L’écriture lui est venue à un moment clé de sa vie, il a 15 ans, un gosse d’une grande maturité, lors de la répression du 8 mai 1945 à Sétif, il est emprisonné avec d‘autres hommes en prison dans une cellule. Sa mère perd la raison, devient folle en l‘apprenant, il découvre le peuple, le peuple analphabète, il apprend beaucoup, il devient en cellule, écrivain public pour ses frères, cette expérience va le changer définitivement. Il s’est exprimé aussi lors de sa venue à Paris, interrogé lors d’une émission de radio où il dira la difficulté de rester lui-même de rester barbare malgré le tourbillon des tentations de la capitale française, il prône une culture « naturelle » faite de bon sens, de principes de vie éprouvés émanant de personnes proches de la terre vivant, au rythme des saisons, un peu à la manière de Montesquieu lorsqu‘il dit « qu‘il aime les paysans parce qu‘ils ne sont pas assez savants pour raisonner de travers ».

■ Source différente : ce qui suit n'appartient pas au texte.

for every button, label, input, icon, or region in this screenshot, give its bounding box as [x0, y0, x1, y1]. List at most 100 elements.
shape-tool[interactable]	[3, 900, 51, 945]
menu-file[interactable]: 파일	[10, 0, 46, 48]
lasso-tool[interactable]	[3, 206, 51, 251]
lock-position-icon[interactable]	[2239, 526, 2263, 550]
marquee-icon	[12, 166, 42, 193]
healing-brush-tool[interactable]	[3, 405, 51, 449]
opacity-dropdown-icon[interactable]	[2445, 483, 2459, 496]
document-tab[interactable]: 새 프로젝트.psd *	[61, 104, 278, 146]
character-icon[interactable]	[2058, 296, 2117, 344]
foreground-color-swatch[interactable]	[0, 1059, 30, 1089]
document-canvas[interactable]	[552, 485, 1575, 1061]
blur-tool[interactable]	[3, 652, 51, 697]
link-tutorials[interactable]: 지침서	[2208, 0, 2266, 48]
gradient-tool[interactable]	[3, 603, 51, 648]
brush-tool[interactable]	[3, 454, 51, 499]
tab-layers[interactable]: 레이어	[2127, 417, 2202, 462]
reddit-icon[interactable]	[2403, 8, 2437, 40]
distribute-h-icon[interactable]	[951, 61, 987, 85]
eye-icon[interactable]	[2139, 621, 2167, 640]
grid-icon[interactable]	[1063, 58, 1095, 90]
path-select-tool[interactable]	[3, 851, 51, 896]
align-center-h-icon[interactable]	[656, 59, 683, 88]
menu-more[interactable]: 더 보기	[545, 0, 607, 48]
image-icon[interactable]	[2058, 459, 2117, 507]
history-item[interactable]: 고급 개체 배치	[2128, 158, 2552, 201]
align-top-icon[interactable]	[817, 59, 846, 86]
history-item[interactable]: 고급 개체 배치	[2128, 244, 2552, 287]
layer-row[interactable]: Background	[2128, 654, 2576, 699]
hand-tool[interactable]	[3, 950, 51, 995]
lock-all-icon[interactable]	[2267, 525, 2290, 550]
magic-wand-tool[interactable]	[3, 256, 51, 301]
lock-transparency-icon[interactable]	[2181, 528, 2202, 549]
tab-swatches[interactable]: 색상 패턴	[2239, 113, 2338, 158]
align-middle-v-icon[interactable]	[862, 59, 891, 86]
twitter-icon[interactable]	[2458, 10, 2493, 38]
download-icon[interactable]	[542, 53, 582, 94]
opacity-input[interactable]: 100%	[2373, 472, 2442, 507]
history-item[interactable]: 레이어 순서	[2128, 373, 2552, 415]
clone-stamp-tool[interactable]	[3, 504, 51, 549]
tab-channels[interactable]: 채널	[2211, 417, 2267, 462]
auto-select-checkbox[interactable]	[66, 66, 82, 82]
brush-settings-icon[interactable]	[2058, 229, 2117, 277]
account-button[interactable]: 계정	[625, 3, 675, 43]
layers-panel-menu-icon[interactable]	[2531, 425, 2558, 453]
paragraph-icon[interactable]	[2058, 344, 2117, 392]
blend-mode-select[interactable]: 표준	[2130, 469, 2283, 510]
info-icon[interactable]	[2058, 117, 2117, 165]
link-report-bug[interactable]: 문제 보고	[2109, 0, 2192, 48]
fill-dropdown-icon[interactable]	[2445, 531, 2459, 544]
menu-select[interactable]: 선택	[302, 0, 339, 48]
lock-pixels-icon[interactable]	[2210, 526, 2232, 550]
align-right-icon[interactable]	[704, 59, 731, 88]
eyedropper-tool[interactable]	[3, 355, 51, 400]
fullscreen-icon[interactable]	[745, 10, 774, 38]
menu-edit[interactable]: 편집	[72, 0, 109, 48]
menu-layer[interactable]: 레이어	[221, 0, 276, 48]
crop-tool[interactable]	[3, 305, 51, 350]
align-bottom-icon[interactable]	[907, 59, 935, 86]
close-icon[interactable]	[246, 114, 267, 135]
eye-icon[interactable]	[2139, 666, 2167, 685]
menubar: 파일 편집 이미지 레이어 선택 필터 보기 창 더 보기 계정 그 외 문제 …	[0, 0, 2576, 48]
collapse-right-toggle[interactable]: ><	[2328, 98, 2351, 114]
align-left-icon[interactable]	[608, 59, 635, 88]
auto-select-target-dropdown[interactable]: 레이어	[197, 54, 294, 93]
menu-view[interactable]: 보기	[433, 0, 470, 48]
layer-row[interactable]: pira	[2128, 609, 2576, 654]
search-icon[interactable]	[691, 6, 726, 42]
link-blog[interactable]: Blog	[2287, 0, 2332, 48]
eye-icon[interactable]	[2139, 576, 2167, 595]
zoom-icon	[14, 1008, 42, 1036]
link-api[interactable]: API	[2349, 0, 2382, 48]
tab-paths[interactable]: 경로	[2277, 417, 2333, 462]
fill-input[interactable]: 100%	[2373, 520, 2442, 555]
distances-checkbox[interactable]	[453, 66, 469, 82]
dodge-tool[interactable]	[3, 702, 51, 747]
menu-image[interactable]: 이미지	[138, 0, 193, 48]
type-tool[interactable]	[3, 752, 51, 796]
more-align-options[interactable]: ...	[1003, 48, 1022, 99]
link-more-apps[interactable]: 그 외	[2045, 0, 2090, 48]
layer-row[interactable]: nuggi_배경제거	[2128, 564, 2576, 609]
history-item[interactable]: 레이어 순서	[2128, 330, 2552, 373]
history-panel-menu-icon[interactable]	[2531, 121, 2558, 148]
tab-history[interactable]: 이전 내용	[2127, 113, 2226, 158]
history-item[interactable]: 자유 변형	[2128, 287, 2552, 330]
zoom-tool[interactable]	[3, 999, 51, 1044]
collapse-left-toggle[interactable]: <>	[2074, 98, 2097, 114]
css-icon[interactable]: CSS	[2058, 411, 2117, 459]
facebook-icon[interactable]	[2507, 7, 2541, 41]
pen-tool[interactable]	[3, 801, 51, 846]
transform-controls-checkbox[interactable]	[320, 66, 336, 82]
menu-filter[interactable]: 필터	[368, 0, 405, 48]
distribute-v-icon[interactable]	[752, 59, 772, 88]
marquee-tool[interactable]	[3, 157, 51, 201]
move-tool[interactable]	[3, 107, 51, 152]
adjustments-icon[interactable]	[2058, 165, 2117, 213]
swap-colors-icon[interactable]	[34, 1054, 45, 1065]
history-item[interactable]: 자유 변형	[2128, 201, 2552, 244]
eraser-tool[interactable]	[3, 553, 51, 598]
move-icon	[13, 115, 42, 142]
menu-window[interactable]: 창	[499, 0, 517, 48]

« Kateb Yacine : Il y a un côté, si vous voulez, assez barbare. Je rejette en partie notre culture. C’est un grave dilemme que d’être obliger à la fois de vivre, d’écrire et de se cultiver. On ne peut pas faire les trois, surtout si on veut en plus faire œuvre de révolutionnaire, et en plus rester libre dans la vie, libre toujours, libre de tout voir, si on veut pousser les choses jusqu’au bout. Alors, évidemment, il faut choisir. Ça a l’air facile mais c’est très, très difficile, parce qu’il y a toujours, surtout dans une vielle comme Paris, la tentation du cosmopolitisme, la tentation de vouloir acquérir des notions de culture qui en fait ne sont pas essentielles, qui sont des choses qu’on peut avoir connues mais pour celui qui veut créer vraiment, celui qui veut abattre, ça peut le gêner. Or, moi, je sentais qu’il y avait beaucoup de choses à abattre. Par exemple, je serais devenu une espèce de monstre, une espèce de glouton qui a dévoré des tas de plats étrangers, qui ensuite en fait un, pour dire : voilà, je connais la cuisine universelle. Mais en fait, ce n’est pas ça un poète. C’est quand même très difficile. Parfois il faut toute une vie, il faut aussi beaucoup de solitude, puis il faut chercher, ce que je n’ai pas encore trouvé moi, la vie profonde du pays, en Algérie. En Algérie, les plus cultivés c’est les analphabètes. Ceux qui m’en apprennent le plus, avec qui j’ai du plaisir à être, c’est ceux-là. Les chômeurs, par exemple, qui n’ont jamais été à l’école, c’est les plus riches.(Extrait d’une émission de radio du 19 mars 1998, une vie, une œuvre, Kateb Yacine, le poète errant (1929-1989).
On aurait apprécié que Louisa Yousfi poursuive la réflexion sur la pensée de Kateb Yacine, nous entraîne plus loin encore afin d‘en explorer tous les recoins. C’est sans doute à chaque lecteur concerné par cette problématique de le faire.
Plus encore, Louisa Yousfi amorce avec son livre une entreprise de décolonisation des esprits, pour inaugurer une voie nouvelle afin de couper le cordon mortifère d’une société encline à s‘adonner à des penchants répressifs.
C’est à ce prix que les barbares restaureront leur dignité.